We've had a couple of years of the Apple iPhone now, almost single-handedly making touchscreens trendy again. Note the words "trendy" and "again". Touchscreens were 'in' from 1997 to about 2001, within the Psion and Palm PDA communities. The fairly lack lustre Windows Mobile (née Pocket PC) was left to carry the flag after that, barring a few experiments from Nokia (e.g. the ill-fated 7710). Away from touch, button-driven interfaces were the norm in all parts of the Western phone and smartphone world.
Then along came the iPhone, proclaiming that it's really ok after all to 'touch' your screen, helped to a huge degree by using a glass-fronted design that was easy to clean and hard to damage. And now we have designs from all quarters (including Sony Ericsson, Nokia, Blackberry and now Google, with their Nexus One launch) which are also finger-friendly to a degree. Each manufacturer will swear blind that they're not copying the iPhone and that their touch designs were in development before Steve Jobs stepped on stage in 2007 - but you can bet that the truth is being bent a little here.
One possible problem is that the iPhone has started a 'fashion', one which is proving attractive across much of the world, with touch seemingly mandatory and with ever larger and larger screens. For Christmas, I asked my daughter what she wanted, what she really wanted in a phone. And bear in mind that she has access to my own (ahem) collection of 20 or so smartphones. "Something that looks pretty and has a touchscreen" was her reply. Dismissing this by virtue of her being too young (almost 11), I asked a grown up lady friend of mine the same question. "Something that looks pretty and has a touchscreen" again, word for word. It's a trend, all right.

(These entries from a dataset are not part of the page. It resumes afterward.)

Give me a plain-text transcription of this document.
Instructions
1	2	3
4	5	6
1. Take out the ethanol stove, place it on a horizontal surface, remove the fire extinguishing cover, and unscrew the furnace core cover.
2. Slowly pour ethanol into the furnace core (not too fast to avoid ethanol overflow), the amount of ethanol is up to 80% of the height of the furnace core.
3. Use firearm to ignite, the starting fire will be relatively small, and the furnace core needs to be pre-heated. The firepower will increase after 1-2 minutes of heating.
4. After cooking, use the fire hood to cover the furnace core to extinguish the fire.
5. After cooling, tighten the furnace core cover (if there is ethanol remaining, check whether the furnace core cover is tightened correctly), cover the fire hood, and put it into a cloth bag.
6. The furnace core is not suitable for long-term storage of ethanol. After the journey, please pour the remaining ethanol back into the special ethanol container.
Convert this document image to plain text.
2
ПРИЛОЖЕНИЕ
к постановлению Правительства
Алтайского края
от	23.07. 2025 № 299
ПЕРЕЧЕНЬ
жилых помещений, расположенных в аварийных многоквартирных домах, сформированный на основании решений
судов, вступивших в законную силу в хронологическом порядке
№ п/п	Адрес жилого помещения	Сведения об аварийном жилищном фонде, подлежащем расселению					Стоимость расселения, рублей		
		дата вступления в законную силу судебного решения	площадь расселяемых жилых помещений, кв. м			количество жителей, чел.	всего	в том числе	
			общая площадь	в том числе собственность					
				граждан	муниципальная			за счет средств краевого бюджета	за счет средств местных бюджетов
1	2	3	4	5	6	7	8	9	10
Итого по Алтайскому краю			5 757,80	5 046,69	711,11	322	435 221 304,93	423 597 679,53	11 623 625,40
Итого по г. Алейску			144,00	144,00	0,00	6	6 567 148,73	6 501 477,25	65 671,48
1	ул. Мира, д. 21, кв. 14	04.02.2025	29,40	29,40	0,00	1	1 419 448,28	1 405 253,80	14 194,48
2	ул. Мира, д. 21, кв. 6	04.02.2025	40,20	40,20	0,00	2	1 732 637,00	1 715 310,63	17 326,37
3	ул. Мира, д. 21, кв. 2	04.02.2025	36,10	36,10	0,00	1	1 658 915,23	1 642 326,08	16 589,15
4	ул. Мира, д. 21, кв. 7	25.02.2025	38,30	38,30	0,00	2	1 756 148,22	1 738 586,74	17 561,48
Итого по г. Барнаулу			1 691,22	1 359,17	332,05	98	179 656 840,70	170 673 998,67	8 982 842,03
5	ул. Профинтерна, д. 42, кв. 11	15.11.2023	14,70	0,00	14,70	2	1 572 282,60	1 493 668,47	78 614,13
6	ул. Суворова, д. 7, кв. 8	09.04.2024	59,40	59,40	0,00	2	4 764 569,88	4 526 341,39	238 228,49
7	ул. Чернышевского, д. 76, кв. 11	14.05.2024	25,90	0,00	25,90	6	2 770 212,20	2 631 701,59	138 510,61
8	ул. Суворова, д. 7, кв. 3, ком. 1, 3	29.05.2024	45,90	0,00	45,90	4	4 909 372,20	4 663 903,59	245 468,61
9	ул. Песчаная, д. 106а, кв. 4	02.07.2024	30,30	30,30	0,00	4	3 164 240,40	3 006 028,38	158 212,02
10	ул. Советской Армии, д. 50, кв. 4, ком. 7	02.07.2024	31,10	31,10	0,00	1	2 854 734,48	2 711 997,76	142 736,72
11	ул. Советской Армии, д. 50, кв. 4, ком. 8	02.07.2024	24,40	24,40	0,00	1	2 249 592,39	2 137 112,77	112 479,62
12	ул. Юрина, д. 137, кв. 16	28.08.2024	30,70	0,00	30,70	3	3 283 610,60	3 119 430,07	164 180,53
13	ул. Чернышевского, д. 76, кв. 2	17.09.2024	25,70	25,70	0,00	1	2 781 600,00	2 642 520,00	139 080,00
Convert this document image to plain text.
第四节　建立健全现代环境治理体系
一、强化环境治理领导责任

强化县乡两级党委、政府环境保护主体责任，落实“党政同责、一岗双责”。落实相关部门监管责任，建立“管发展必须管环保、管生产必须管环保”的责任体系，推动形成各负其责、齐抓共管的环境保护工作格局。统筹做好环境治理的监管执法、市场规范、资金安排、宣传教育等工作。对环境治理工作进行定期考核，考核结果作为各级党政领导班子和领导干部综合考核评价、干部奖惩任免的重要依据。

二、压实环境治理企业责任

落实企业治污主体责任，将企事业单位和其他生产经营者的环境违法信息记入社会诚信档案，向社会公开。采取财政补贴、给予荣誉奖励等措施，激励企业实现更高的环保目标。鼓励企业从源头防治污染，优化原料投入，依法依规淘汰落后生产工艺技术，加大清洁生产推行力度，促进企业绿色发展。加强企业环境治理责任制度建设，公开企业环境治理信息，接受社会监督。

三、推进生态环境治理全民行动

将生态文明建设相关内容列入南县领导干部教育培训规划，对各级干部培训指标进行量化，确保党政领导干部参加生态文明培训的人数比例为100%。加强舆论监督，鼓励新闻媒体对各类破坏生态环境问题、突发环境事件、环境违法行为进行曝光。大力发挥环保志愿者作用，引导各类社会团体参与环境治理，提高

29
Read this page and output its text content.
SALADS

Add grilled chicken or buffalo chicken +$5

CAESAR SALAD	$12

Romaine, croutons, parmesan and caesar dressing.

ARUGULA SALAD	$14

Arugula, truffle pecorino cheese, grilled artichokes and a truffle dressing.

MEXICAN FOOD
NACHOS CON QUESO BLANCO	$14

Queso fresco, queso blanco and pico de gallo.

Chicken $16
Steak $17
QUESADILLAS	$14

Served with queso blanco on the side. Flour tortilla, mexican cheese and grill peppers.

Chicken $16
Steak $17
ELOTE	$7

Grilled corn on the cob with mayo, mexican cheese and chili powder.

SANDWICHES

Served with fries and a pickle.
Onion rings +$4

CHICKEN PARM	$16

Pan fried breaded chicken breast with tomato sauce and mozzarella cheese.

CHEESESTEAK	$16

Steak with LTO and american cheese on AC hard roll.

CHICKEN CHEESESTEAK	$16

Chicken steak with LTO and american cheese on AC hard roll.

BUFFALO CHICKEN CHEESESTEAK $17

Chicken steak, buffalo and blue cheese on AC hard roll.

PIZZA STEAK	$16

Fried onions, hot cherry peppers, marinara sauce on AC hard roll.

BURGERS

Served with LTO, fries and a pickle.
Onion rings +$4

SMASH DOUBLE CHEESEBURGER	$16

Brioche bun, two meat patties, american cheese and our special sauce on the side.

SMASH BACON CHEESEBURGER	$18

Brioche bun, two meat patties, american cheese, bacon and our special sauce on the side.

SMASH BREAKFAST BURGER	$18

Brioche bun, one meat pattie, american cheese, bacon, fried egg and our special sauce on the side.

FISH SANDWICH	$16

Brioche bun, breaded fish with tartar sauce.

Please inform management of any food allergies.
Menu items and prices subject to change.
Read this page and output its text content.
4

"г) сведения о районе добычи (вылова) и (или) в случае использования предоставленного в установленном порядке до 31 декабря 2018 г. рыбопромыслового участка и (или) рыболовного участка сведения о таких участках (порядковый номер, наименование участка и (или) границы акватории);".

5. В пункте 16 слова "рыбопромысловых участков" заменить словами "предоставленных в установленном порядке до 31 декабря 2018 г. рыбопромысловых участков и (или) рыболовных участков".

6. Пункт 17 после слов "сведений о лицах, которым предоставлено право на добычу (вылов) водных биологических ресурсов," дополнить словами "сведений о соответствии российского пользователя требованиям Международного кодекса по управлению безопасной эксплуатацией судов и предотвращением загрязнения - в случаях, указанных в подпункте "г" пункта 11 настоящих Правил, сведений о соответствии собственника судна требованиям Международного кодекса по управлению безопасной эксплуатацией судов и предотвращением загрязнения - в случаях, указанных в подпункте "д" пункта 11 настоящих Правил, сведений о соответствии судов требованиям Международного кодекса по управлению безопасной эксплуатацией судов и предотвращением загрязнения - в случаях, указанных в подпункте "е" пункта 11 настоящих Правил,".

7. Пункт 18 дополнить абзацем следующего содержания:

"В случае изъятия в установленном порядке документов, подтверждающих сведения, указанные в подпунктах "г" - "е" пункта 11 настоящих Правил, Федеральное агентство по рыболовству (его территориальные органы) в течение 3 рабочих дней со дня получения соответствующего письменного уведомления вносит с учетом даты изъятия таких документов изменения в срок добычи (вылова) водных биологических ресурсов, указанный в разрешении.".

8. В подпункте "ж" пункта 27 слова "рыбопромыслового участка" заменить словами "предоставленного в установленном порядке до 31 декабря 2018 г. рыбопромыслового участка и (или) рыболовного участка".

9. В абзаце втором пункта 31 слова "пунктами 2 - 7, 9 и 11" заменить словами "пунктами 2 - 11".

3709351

Beauty and the Beast? LG Cookie (with obligatory phone charm!) and Nokia N96
Since 2006, the Nokia N95 and its successors in the Symbian world have been veritable pillars of functionality (hey, these things are designed by engineers!), with overall appearance rarely taking precedence over functionality (I'll draw a veil over the N76, the N93i, the N85 and, arguably, the N97 classic here). So we've had (on the whole) great cameras, media controls, usable qwerty keyboards, and so on. And I still maintain that a properly-set-up (i.e. by me) Symbian smartphone will defeat most oncomers when it comes to the range of tasks it can do well.
But we're living in a new world now. One in which the looks of a phone dictate sales. One in which the presence of a touchscreen can clinch the buying process. One in which the 'number of apps' is the most important statistic. One in which 'thin' is 'in'.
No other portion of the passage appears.